FIBA ties up NZ TV deal and approves competition cycle funding
FIBA, the international basketball federation, has announced a new broadcasting deal in New Zealand and committed more than €30 million ($35 million) in funding for national team games ahead of the start of the qualifying competition for the 2019 Basketball World Cup.
Maori Television, the New Zealand free-to-air network, has been awarded exclusive live rights in the market to FIBA competitions featuring the country’s men’s, women’s and junior national teams for the next four years.
The coverage begins with Thursday’s World Cup qualifier between New Zealand and South Korea in Wellington, which will be broadcast live on the Maori Television channel and streamed on maoritelevision.com, starting at 7pm, with commentary available in te reo Maori and English.
In addition to South Korea, New Zealand will face Hong Kong and China in the first round of qualifying for the World Cup.
Maori Television’s deal includes the 2019 World Cup, to be hosted by China, the 2018 Women’s World Cup, to be held in Spain, the 2019 Women’s Asia Cup and the 2021 Asia Cup and preceding qualifiers, with all semi-finals and finals to be shown live and free-to-air, regardless of the competing countries.

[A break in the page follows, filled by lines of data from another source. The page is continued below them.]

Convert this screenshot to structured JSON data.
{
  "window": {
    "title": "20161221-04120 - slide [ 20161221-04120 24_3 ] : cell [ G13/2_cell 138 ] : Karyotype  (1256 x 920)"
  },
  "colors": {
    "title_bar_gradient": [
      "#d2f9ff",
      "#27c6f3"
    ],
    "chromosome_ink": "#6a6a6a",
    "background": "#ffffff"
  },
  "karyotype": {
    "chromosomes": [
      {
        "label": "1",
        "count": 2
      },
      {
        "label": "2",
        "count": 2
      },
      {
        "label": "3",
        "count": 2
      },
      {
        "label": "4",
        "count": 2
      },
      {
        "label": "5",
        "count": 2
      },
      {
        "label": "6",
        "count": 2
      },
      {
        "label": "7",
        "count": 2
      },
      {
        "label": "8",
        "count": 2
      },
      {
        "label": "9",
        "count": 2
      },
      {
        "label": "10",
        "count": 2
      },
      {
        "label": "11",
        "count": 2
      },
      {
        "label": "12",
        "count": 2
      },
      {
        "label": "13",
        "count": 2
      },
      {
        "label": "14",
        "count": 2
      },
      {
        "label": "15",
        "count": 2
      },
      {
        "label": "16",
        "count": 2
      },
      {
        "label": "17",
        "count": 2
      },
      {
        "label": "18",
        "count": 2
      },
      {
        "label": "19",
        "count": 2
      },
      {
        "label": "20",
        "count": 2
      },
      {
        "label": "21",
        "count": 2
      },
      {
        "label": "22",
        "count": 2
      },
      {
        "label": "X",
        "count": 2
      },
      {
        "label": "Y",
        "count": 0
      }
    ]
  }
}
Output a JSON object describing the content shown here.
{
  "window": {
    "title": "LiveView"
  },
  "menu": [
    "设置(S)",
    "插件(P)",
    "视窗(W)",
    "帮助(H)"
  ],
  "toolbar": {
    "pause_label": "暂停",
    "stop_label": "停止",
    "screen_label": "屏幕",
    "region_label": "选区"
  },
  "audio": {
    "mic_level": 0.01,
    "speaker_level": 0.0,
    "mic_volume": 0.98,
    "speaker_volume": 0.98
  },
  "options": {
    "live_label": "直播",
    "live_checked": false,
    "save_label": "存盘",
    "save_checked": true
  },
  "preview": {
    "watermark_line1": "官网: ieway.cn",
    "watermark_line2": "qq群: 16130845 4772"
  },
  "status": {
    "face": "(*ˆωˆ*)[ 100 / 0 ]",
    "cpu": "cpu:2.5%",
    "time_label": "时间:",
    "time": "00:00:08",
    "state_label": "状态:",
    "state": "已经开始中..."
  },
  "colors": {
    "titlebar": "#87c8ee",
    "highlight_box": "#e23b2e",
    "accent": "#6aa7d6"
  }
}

The agreement was brokered by FIBA Media, the joint venture set up by FIBA and Perform, the international sports content and media group, as part of a 17-year media rights agreement in 2016 worth close to €500 million.
The operation has been concluding deals worldwide before the introduction of a new global calendar, which includes windows for international games in November, February, June and September as part of FIBA’s drive to raise the profile of national team basketball.
At a meeting at the FIBA headquarters in Mies, Switzerland on Saturday, the executive committee approved global investment of over €30 million in the first cycle of the new competition system, from 2017 to 2021,
FIBA is meeting the core costs of operations including TV production, which previously fell to national federations, and providing insurance for all players.
In addition, federations representing major TV markets will benefit from a rights redistribution scheme, while others will be entitled to a minimum contribution as a share of a new solidarity fund.
The executive committee has also approved the principle to allocate prize money to participating teams in the 2019 Basketball World Cup, which will be the first to involve 32 teams, up from 24 in the past, and approved the federation’s budget for 2018 and acknowledged the financial plan for 2019-21.
Meanwhile, FIBA has launched a dedicated Basketball World Cup app, which will enable fans to follow the action in the qualifiers and at the tournament itself on their mobile devices.
The app was developed by Omnigon, a subsidiary of the Infront Sports & Media agency, and is available for both Android and iOS devices.
Earlier this month, FIBA welcomed delegations from the four candidates bidding to host the 2023 World Cup, namely the joint bid from Argentina and Uruguay, the three-way bid from Indonesia, Japan and The Philippines, and the solo bids from Russia and Turkey.
The host or hosts will be decided in a vote of the FIBA Central Board on 9 December.